Several years ago, I stopped by the AeroPress booth at a trade show and asked if there was anything new in the pipeline. The reply, which I may now be overinterpreting, was a bemused but understanding “wait a few years.”
The original AeroPress is like a giant snub-nosed syringe that makes delicious coffee. It is compact, travels well, and is fairly easy to clean. To brew a batch, put grounds in the chamber, pour hot water over the top, stir, and then use the plunger to press the coffee out through a flat, circular filter into your mug. It was invented by the same guy who came up with the Aerobie, and since it was first introduced, the company has only put out one additional product of note: the AeroPress Go, a near-perfect model for making coffee on the road. The original and the Go have a cult-like following among baristas and other coffee lovers.

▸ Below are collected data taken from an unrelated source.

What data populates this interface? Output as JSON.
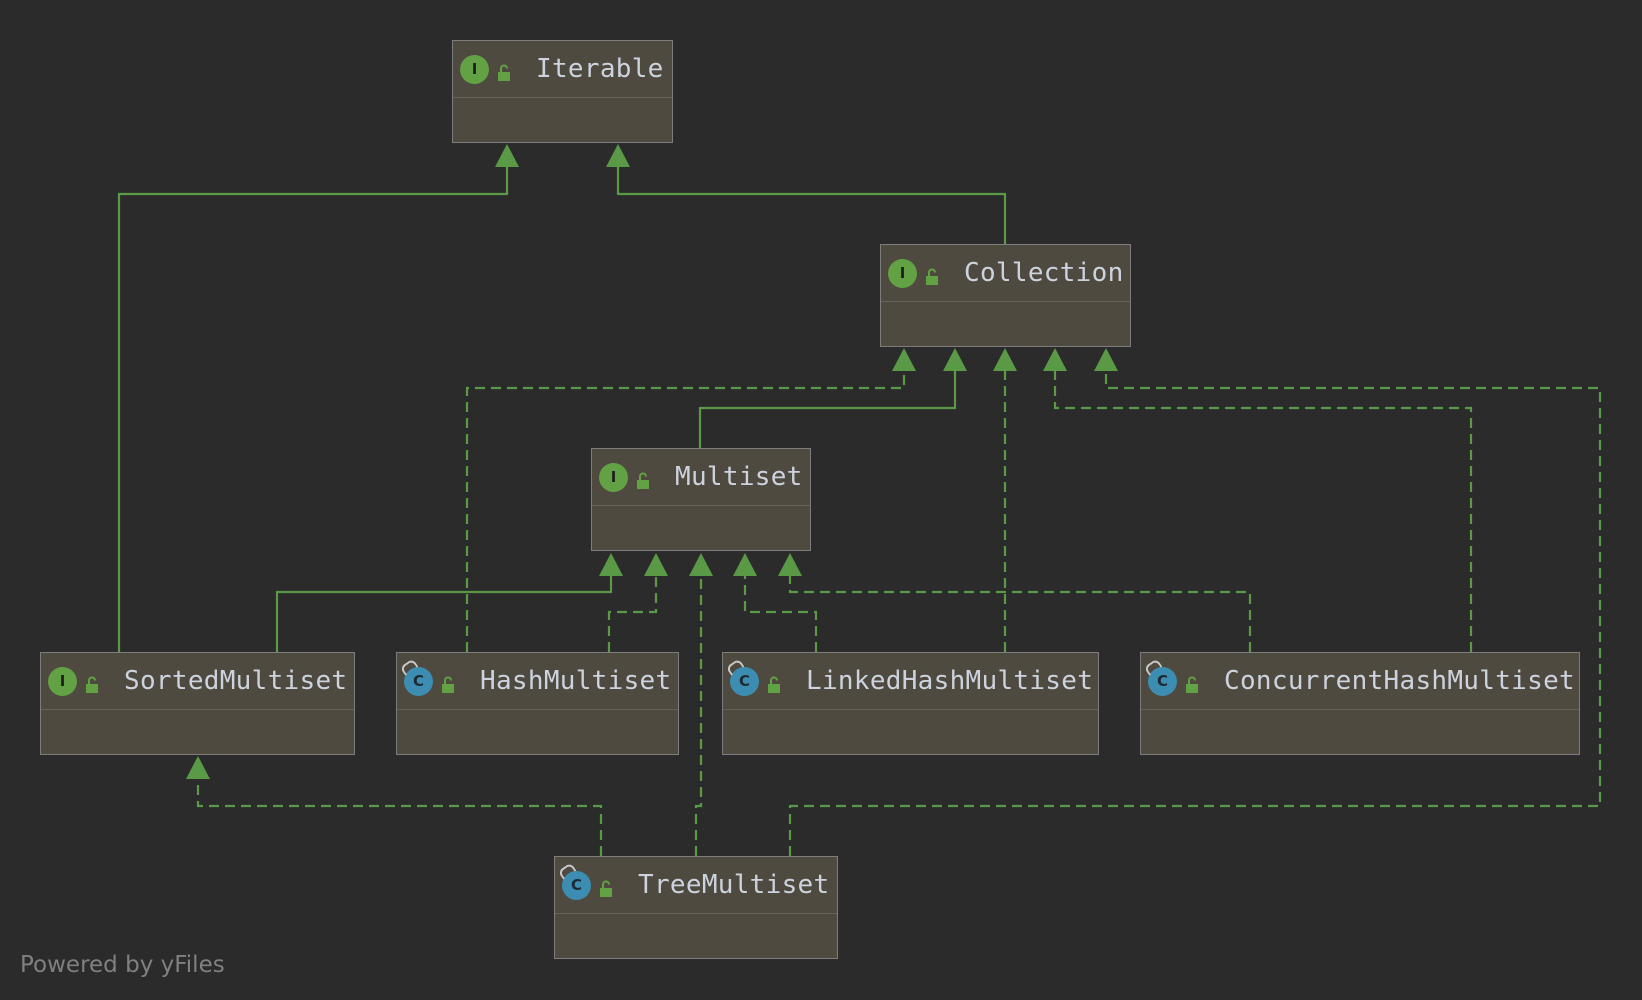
{
  "diagram": {
    "nodes": [
      {
        "id": "iterable",
        "name": "Iterable",
        "kind": "interface",
        "kind_letter": "I"
      },
      {
        "id": "collection",
        "name": "Collection",
        "kind": "interface",
        "kind_letter": "I"
      },
      {
        "id": "multiset",
        "name": "Multiset",
        "kind": "interface",
        "kind_letter": "I"
      },
      {
        "id": "sortedmultiset",
        "name": "SortedMultiset",
        "kind": "interface",
        "kind_letter": "I"
      },
      {
        "id": "hashmultiset",
        "name": "HashMultiset",
        "kind": "class",
        "kind_letter": "C"
      },
      {
        "id": "linkedhashmultiset",
        "name": "LinkedHashMultiset",
        "kind": "class",
        "kind_letter": "C"
      },
      {
        "id": "concurrenthashmultiset",
        "name": "ConcurrentHashMultiset",
        "kind": "class",
        "kind_letter": "C"
      },
      {
        "id": "treemultiset",
        "name": "TreeMultiset",
        "kind": "class",
        "kind_letter": "C"
      }
    ],
    "edges": [
      {
        "from": "sortedmultiset",
        "to": "iterable",
        "style": "solid"
      },
      {
        "from": "collection",
        "to": "iterable",
        "style": "solid"
      },
      {
        "from": "multiset",
        "to": "collection",
        "style": "solid"
      },
      {
        "from": "hashmultiset",
        "to": "collection",
        "style": "dashed"
      },
      {
        "from": "linkedhashmultiset",
        "to": "collection",
        "style": "dashed"
      },
      {
        "from": "concurrenthashmultiset",
        "to": "collection",
        "style": "dashed"
      },
      {
        "from": "treemultiset",
        "to": "collection",
        "style": "dashed"
      },
      {
        "from": "sortedmultiset",
        "to": "multiset",
        "style": "solid"
      },
      {
        "from": "hashmultiset",
        "to": "multiset",
        "style": "dashed"
      },
      {
        "from": "treemultiset",
        "to": "multiset",
        "style": "dashed"
      },
      {
        "from": "linkedhashmultiset",
        "to": "multiset",
        "style": "dashed"
      },
      {
        "from": "concurrenthashmultiset",
        "to": "multiset",
        "style": "dashed"
      },
      {
        "from": "treemultiset",
        "to": "sortedmultiset",
        "style": "dashed"
      }
    ],
    "colors": {
      "background": "#2b2b2b",
      "node_fill": "#4f4a40",
      "edge": "#5a9a46",
      "interface_icon": "#62a245",
      "class_icon": "#3c8db1"
    }
  },
  "footer": "Powered by yFiles"
}
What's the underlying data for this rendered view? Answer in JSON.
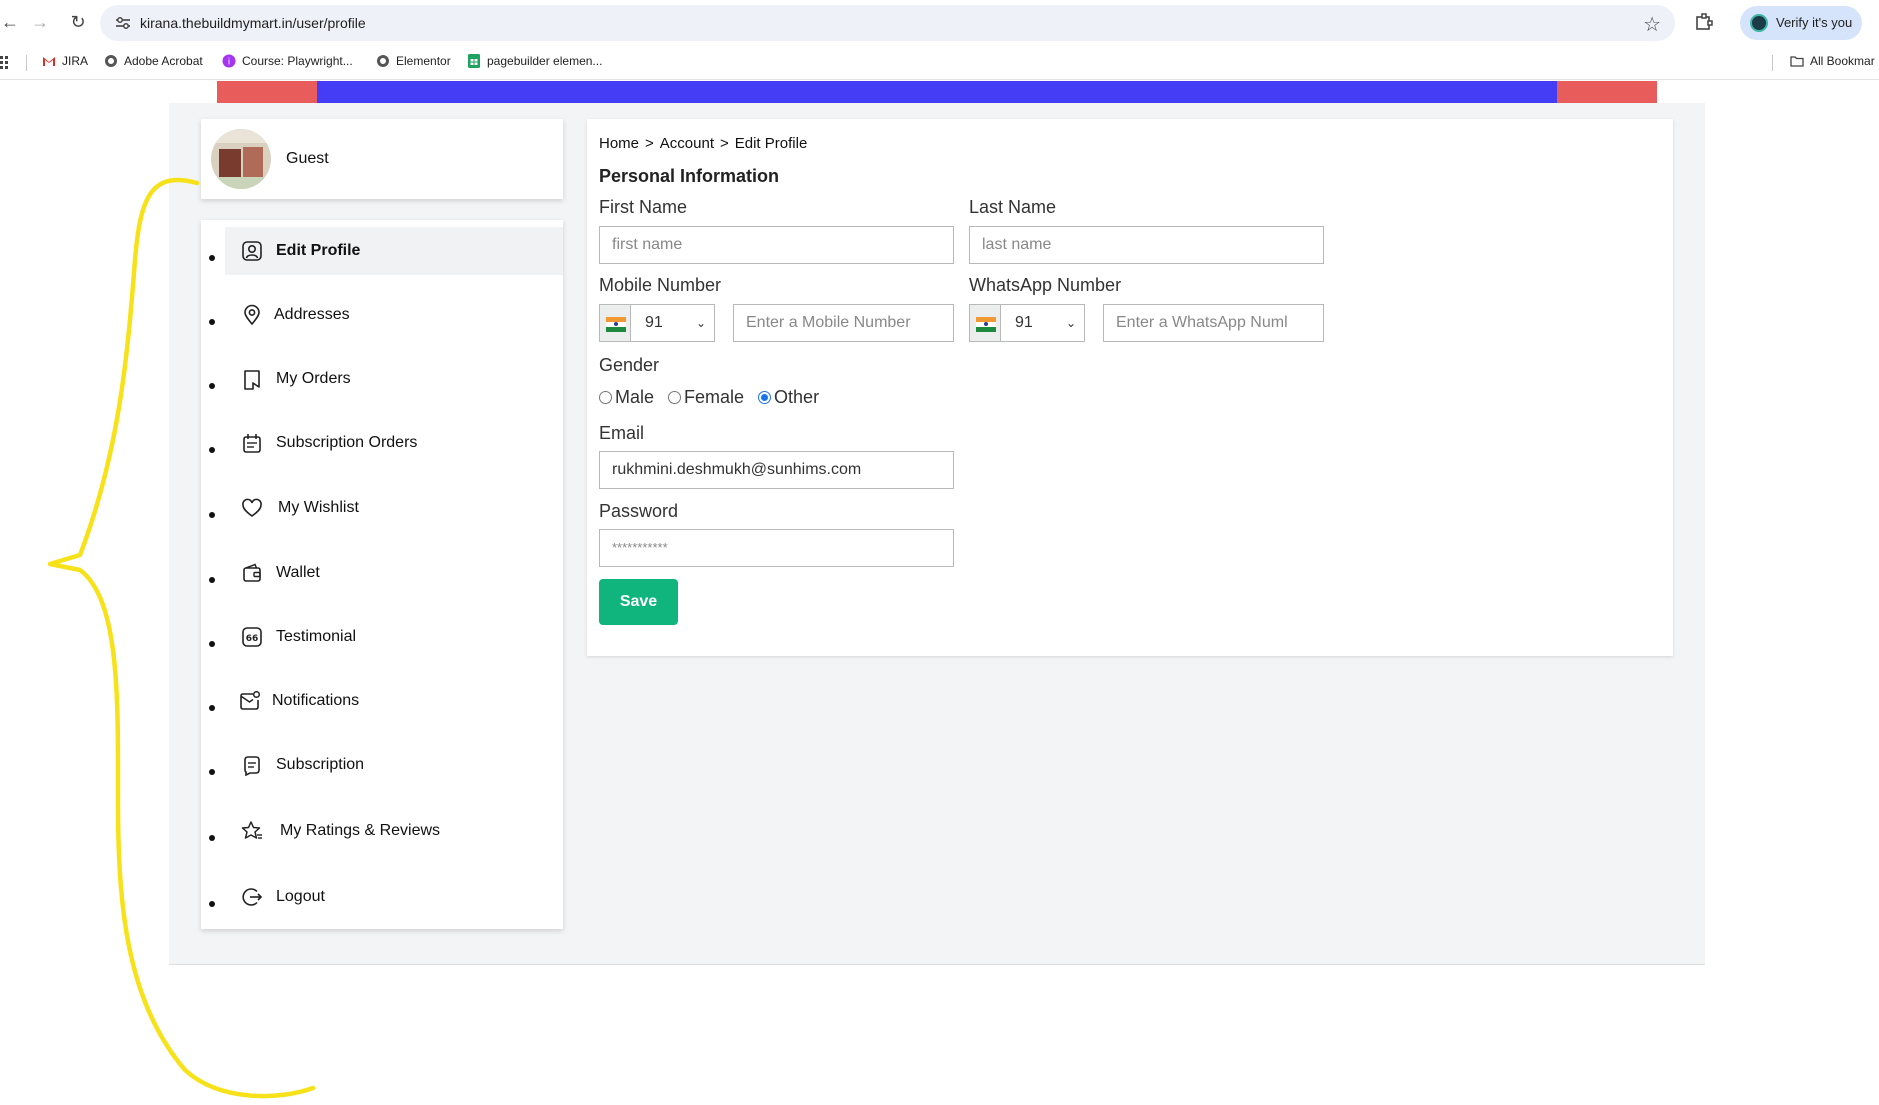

Fans have always wanted more though. Now that the company has changed hands, they’re getting all kinds of more. Out now, or coming out soon, are a couple of accessories; a clear model made of Tritan plastic; a fancier glass, aluminum, and stainless steel version; and the just-out XL. I just got my hands on the supersized AeroPress XL a little over a month ago and have used it almost every day since. It’s twice the volume of the original, with size increases for all the main parts—the plunger, chamber, cap, filter, and stirrer. It also comes with a carafe to press the coffee into. Altogether, the whole thing feels a lot larger than the original.
Photograph: Aeropress
There wasn’t much to learn. It works just like its predecessor, so I simply added larger amounts of coffee and water to each brew. The coffee tasted like it should, but the whole thing felt almost disproportionately big. Then I took it over to the lab at Olympia Coffee Roasting Company in Seattle; I wanted to see what their retail trainer, Reyna Callejo—one of the country’s top baristas and an avid AeroPress fan—thought of it.
We chatted about an 18-day trip she took to Japan some years ago, and how she used her AeroPress every day. Then she pulled the new version out of the box. She seemed surprised by how much larger it was than the original. She nestled the plunger into the end of the chamber like you would when brewing and held it up to her arm, where the whole assembly extended from her wrist to the middle of her bicep.
Reyna heated water and fired up the grinder for what she calls her “good for most people” method. Scaled up to match the larger volume of the XL, this used 30 grams of beans with 500 grams of water. (That’s a 1:16.67 ratio, for all you coffee nerds out there.) Then, in a sign of the unwieldiness to come, she climbed on a stool to work with the XL. She had good reason to get up there: When you stick the plunger on the chamber and put that on top of the carafe, it’s about 19 inches tall. I’m 6 feet tall, and on a 36-inch countertop that setup comes halfway up my sternum. At 5′ 3″, Reyna felt it was too high for her to safely operate without the stool.